The ‘Right Age’ to Marry
If you’re thinking about getting married young, listen to Oprah
True embarrassing story: While I won’t be quoting my diary-writing tween self here — that’s just cruel — there was a time when she, I mean me, had a relationship plan with a timeline. 22 was the perfect age to get married, I thought, for sure and no exceptions. To my 14-year-old self, 22 was über-mature.
In my defense, I was only slightly dumber than Justin Bieber.
“By 25 or 26, I want to see myself, like, married or looking for a family,” said Bieber, then 17, in 2011. “I want to be a young dad. I want to be able to have done what I wanted to do — to be successful, to do a movie or whatever.”
Thankfully, Oprah got a chance to speak to the Biebs and get her all-powerful two-cents- take in on the topic. “Re-think that, will ya?,” said the O. Maybe she should’ve also sat down with other young celebs ready to take the plunge.

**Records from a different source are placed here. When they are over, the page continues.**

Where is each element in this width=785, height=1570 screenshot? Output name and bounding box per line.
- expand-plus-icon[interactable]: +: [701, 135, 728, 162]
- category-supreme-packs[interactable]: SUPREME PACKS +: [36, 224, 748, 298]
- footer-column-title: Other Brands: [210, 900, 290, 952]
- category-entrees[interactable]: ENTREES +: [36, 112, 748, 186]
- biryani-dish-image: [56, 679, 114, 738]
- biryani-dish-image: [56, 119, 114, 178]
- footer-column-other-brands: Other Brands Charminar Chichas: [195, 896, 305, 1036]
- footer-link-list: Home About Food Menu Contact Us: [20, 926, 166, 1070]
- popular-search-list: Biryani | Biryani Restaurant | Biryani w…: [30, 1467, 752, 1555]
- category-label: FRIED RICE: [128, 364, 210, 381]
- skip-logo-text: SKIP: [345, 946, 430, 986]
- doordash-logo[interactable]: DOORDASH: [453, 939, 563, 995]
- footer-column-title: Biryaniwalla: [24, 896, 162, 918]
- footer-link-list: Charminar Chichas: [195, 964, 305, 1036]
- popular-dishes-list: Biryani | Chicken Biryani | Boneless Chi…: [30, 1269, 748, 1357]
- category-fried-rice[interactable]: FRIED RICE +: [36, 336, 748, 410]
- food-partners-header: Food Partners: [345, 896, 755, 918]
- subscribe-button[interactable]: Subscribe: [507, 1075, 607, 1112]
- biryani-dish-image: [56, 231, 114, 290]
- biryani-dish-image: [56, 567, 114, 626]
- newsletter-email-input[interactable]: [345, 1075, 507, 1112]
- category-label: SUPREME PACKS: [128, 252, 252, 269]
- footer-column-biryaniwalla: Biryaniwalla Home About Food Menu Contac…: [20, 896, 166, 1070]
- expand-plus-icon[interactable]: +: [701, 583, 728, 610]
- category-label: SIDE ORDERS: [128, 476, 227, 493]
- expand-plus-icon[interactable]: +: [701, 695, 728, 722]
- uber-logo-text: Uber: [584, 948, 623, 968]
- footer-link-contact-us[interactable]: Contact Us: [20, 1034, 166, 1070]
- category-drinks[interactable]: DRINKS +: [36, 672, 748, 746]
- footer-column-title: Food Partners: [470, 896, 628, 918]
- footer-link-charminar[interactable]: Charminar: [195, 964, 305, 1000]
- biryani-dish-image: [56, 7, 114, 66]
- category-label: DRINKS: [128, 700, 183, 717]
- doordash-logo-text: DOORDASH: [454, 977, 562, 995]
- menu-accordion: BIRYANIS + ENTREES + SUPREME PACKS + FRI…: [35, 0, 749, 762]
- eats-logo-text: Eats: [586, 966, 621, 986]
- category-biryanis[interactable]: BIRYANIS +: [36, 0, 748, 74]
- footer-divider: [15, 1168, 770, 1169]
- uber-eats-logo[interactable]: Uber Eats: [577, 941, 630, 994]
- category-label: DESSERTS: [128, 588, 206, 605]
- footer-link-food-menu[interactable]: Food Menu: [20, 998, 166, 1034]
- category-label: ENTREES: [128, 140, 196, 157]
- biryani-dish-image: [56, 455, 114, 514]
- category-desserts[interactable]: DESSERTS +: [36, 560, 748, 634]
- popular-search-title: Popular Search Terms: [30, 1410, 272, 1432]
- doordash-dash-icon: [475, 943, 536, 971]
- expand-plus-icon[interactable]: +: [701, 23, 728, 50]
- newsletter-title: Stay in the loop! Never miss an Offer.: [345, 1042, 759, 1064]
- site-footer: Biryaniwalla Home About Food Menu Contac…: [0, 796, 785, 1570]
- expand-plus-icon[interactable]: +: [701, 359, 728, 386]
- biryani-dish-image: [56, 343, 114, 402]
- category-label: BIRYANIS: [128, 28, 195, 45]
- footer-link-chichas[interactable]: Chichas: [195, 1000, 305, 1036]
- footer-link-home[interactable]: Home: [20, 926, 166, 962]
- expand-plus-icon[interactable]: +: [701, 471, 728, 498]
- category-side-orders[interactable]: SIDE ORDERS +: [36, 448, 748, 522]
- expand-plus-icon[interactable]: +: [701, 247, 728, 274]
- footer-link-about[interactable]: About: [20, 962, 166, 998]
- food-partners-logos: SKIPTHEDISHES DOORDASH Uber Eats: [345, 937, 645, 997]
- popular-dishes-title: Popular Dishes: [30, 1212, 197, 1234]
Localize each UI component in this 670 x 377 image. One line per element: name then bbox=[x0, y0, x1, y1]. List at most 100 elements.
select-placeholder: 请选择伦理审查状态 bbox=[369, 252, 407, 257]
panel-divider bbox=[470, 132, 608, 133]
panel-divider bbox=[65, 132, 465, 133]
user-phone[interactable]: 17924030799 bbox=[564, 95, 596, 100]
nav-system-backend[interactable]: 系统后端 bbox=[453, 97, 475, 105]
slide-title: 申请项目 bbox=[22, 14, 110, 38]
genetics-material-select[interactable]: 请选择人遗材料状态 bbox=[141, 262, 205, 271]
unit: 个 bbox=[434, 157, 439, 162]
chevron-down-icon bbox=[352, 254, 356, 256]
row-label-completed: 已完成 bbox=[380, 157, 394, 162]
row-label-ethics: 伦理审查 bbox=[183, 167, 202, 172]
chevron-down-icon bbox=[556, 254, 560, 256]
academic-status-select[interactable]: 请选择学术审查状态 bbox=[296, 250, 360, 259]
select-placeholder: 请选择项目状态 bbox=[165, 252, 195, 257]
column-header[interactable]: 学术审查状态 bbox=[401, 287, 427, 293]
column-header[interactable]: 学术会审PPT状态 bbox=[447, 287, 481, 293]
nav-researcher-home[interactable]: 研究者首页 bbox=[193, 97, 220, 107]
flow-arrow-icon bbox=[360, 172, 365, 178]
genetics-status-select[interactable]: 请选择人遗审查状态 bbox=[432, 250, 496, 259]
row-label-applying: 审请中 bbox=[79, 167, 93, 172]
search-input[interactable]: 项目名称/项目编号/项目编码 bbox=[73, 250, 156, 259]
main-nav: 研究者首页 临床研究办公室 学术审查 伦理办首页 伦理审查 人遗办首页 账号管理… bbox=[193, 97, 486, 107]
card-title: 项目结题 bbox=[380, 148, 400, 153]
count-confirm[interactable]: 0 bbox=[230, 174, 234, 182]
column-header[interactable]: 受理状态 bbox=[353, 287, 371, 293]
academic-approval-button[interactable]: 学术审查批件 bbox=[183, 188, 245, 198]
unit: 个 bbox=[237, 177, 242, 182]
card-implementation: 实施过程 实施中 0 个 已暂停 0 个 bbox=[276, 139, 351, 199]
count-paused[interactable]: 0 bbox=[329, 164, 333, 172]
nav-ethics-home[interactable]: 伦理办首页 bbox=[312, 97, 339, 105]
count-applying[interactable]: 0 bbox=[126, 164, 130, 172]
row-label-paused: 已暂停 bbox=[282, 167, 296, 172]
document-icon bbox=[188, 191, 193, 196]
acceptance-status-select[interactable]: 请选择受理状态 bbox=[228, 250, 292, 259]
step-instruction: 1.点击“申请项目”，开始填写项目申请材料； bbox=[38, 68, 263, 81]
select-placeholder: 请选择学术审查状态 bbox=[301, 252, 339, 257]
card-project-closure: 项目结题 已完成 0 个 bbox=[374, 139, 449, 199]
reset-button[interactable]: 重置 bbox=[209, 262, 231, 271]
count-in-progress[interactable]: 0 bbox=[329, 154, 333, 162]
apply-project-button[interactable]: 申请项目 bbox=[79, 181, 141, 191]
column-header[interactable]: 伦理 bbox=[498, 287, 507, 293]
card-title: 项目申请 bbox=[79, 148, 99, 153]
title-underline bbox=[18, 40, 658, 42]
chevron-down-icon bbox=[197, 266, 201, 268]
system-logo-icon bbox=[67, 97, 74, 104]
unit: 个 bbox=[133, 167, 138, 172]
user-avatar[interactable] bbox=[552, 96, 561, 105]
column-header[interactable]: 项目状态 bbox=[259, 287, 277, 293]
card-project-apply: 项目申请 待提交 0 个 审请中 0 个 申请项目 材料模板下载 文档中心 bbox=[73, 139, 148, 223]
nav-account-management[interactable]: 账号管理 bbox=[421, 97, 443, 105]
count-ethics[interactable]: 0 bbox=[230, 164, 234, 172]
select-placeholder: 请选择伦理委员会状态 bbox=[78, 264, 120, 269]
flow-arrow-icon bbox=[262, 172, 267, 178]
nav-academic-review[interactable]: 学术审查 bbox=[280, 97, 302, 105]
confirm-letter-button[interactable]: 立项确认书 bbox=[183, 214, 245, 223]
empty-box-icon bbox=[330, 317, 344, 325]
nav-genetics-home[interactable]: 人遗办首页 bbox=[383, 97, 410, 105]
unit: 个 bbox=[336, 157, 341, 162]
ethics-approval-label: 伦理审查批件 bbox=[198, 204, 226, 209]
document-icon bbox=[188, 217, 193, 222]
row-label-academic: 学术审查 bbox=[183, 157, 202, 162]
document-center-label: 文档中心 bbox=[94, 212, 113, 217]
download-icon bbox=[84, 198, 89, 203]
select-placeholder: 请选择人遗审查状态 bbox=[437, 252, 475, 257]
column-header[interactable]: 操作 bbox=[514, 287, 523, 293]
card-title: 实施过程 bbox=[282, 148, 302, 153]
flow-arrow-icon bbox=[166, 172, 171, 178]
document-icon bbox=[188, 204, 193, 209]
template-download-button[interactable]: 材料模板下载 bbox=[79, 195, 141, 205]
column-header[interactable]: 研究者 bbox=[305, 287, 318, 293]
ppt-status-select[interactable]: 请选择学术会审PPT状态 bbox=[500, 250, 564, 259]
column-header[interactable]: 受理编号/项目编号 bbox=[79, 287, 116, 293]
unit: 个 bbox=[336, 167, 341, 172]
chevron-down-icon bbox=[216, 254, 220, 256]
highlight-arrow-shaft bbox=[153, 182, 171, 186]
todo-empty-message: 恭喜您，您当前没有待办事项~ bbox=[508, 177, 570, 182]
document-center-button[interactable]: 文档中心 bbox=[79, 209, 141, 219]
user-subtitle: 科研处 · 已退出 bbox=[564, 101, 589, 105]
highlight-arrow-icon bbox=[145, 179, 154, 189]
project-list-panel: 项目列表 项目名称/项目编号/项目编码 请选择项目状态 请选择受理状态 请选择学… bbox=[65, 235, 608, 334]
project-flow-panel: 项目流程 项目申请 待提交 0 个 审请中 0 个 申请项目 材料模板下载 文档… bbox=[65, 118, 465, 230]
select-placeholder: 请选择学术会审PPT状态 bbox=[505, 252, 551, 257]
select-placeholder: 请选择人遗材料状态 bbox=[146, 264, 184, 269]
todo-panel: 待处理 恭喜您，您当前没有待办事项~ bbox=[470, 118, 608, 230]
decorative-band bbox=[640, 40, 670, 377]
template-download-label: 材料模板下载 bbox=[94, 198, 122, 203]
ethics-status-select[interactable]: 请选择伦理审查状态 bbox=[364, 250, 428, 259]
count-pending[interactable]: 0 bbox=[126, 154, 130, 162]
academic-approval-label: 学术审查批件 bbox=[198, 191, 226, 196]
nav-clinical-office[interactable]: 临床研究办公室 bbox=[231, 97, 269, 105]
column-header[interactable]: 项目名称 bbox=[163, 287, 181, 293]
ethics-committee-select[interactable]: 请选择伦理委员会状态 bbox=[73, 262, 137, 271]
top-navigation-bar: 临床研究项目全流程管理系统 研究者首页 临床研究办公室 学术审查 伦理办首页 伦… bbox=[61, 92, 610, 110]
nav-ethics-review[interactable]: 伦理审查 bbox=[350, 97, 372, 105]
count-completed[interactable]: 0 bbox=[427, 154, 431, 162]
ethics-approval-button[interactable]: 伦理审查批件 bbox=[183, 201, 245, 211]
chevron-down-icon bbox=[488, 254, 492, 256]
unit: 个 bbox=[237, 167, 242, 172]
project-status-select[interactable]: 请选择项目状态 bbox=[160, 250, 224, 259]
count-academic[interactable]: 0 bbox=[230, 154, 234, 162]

Miley Cyrus, 19, announced her engagement in June. Ditto last year for 20-something Frances Bean Cobain. Even unlucky-in-love songstress Taylor Swift, 22, feels (mostly) the same way: “People think I want to get married really young — I don’t know why. I’m a romantic person, but that doesn’t mean I want to miss out on being in my young 20s.”
If Swift can hold out to the impossibly old age of 25, she’ll be living the college student’s romantic fantasy. Last week, researchers from Brigham Young University reported their findings in The Journal of Social and Personal Relationships. A national survey found college students think 25 is the “right age” to get married.
‘The assumption has been that the younger generation wants to delay marriage and parents are hassling them about when they would get married,” said Brian Willoughby, lead author of the study.
Which is only the opposite of what’s really happening, of course. Our parents — except for mine, but that’s another story — often got married young and fast. Having lived the teen dream, they’re actually advising we rein that business in. “The parental generation is showing the ‘slow down’ mindset more than the young adults,” said Willoughby.
Up here in Canada, where marriage continues its decades-long decline, stats show Bieber’s marriage fantasy just isn’t a reality.
The 2011 Census found married couples represent just 67% of families, down another two percent in the last five years. Meanwhile, the average age of first marriage — 31 for men, 28 for women — is creeping up still. The average age of delivering a first child in Canada crossed the threshold to 30 in 2007.
Ah, those stats should make us feel a little better, right?
Once I reached 22, and realized I was hardly any closer to adulthood than I’d been in high school, I raised my deadline — to 26, which also came and went. I’m now this close to 30, and only slightly nearer to settling down than I was at 22. I no longer believe in timelines, “right ages”, or fantasies in general.
Luckily, there are pop culture models for me to look up to.
Just last week in the tv sitcom 30 Rock, Tina Fey’s character Liz Lemon — 40-something and fabulous — scored a slightly unromantic proposal: “Let’s get married like every other idiot on Earth,” said her boyfriend.
Like hopeful brides everywhere, Liz lived her own teen dream, finally, and got to be a princess. Princess Leia, in fact.
“It’s the only white dress I own!” explained the blushing bride.